The Air Force just announced its new bomber, the B-21, to great fanfare.

It took me back to one of my favorite Air Force memories.

It was July 1986 when I was part of a four-person crew that flew a brand-new bomber, the B-1B, in its first appearance in a civilian air show in Dayton. The headline the next day on the front page of the Dayton Daily News read, “B-1B steals show in first appearance at Dayton airport.” Another article called our entrance, at 600 mph, “show stopping.” Most of the “countless thousands” of people there that day had never seen a plane like the B-1B. For a day, the four of us were celebrities.

Think of the way a football team makes an entrance.

Think celebrity introductions.

Then think of the way God came to us.

The Prophet Isaiah said that the Messiah would come, but it would be like a shoot coming out of dead stump.

Unexpected.

Vulnerable.

The most subtle way imaginable.

Yet somehow, contained within that tiny shoot would be:

“The Spirit of wisdom and of understanding,

“The Spirit of counsel and of power,

“The Spirit of knowledge and of the fear of the LORD…”

It was fun, all those years ago, to be a celebrity for a day.

But when God sent his Son into the world, he would have none of that.

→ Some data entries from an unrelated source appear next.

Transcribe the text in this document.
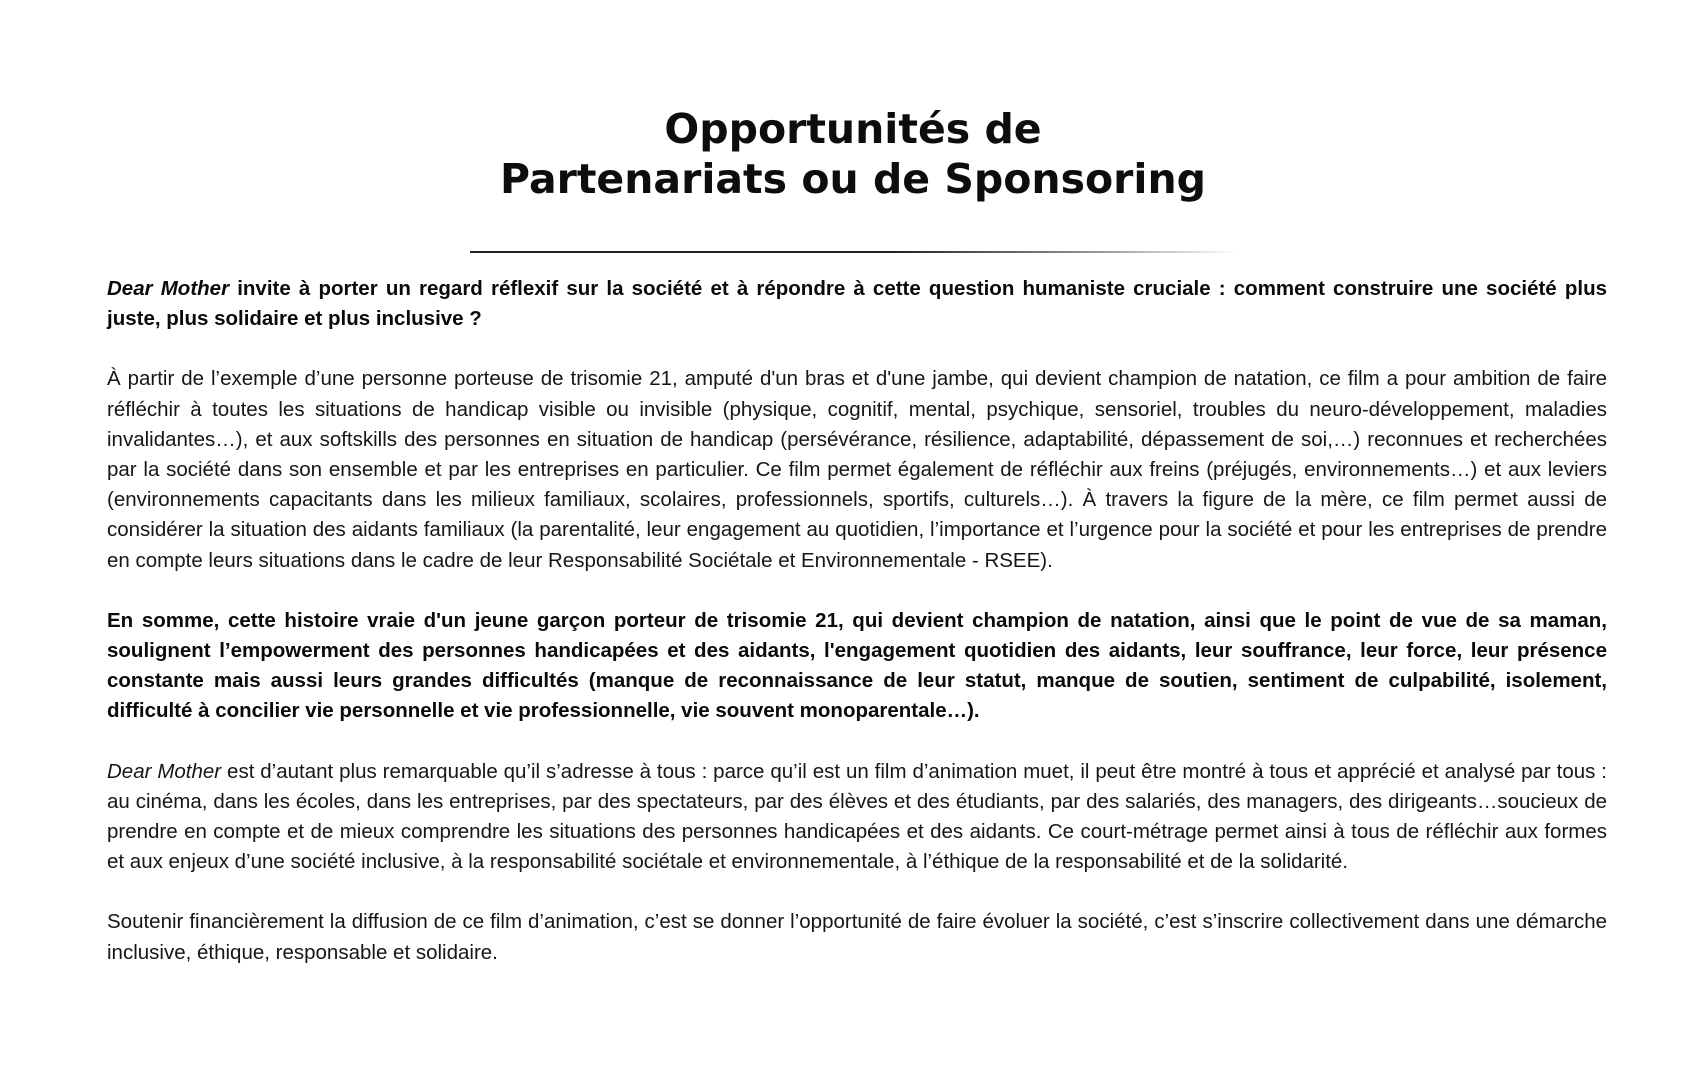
Opportunités de
Partenariats ou de Sponsoring

Dear Mother invite à porter un regard réflexif sur la société et à répondre à cette question humaniste cruciale : comment construire une société plus juste, plus solidaire et plus inclusive ?

À partir de l’exemple d’une personne porteuse de trisomie 21, amputé d'un bras et d'une jambe, qui devient champion de natation, ce film a pour ambition de faire réfléchir à toutes les situations de handicap visible ou invisible (physique, cognitif, mental, psychique, sensoriel, troubles du neuro-développement, maladies invalidantes…), et aux softskills des personnes en situation de handicap (persévérance, résilience, adaptabilité, dépassement de soi,…) reconnues et recherchées par la société dans son ensemble et par les entreprises en particulier. Ce film permet également de réfléchir aux freins (préjugés, environnements…) et aux leviers (environnements capacitants dans les milieux familiaux, scolaires, professionnels, sportifs, culturels…). À travers la figure de la mère, ce film permet aussi de considérer la situation des aidants familiaux (la parentalité, leur engagement au quotidien, l’importance et l’urgence pour la société et pour les entreprises de prendre en compte leurs situations dans le cadre de leur Responsabilité Sociétale et Environnementale - RSEE).

En somme, cette histoire vraie d'un jeune garçon porteur de trisomie 21, qui devient champion de natation, ainsi que le point de vue de sa maman, soulignent l’empowerment des personnes handicapées et des aidants, l'engagement quotidien des aidants, leur souffrance, leur force, leur présence constante mais aussi leurs grandes difficultés (manque de reconnaissance de leur statut, manque de soutien, sentiment de culpabilité, isolement, difficulté à concilier vie personnelle et vie professionnelle, vie souvent monoparentale…).

Dear Mother est d’autant plus remarquable qu’il s’adresse à tous : parce qu’il est un film d’animation muet, il peut être montré à tous et apprécié et analysé par tous : au cinéma, dans les écoles, dans les entreprises, par des spectateurs, par des élèves et des étudiants, par des salariés, des managers, des dirigeants…soucieux de prendre en compte et de mieux comprendre les situations des personnes handicapées et des aidants. Ce court-métrage permet ainsi à tous de réfléchir aux formes et aux enjeux d’une société inclusive, à la responsabilité sociétale et environnementale, à l’éthique de la responsabilité et de la solidarité.

Soutenir financièrement la diffusion de ce film d’animation, c’est se donner l’opportunité de faire évoluer la société, c’est s’inscrire collectivement dans une démarche inclusive, éthique, responsable et solidaire.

And yet, within that shoot was the power to “fill the earth with the knowledge of the Lord.”

Meeting us in the madness

Pittsburgh was on edge last week, the result of mass shootings in El Paso and Dayton, when a man walked up to a woman, stabbed and killed her while she sat at a bus stop. That bus stop is about 150 feet from my study.

In that very moment, a police officer had been checking on the woman, who seemed to be asleep.

The assailant had to reach around the officer to hurt her.

He then stabbed another passer-by before the officer could stop him, without a fight.

The woman who died was known to the downtown churches who had been ministering to her.

She was totally unknown to her assailant.

Mass shootings always set off the debate about gun control. We process our helplessness by raging against politicians we don’t like. We imagine that we can create policies that will stop the madness.

But what policy, what law, could have stopped the madness out on the street here last week?

Late in his career as an evangelist, the Apostle Paul found that God’s Spirit had so filled his work that handkerchiefs and sweat rags that Paul had touched had healing properties. A travelling band of exorcists took note of this power and tried to invoke it. “In the name of Jesus, whom Paul preaches,” they would say.

The thought of travelling exorcists invoking the name of Jesus for profit is bizarre. What kind of dark humor is this? Why does the Bible give us this image at the climax of Paul’s ministry? I’m not sure, but I do know I feel helpless sometimes. I call out to Jesus, and the call seems so weak, so imperfect, I almost sympathize with the exorcists.

That’s why Jesus had to come, to step into the madness, to do what only he could do.

Come, Lord Jesus. Give us courage as we serve on these streets in your name.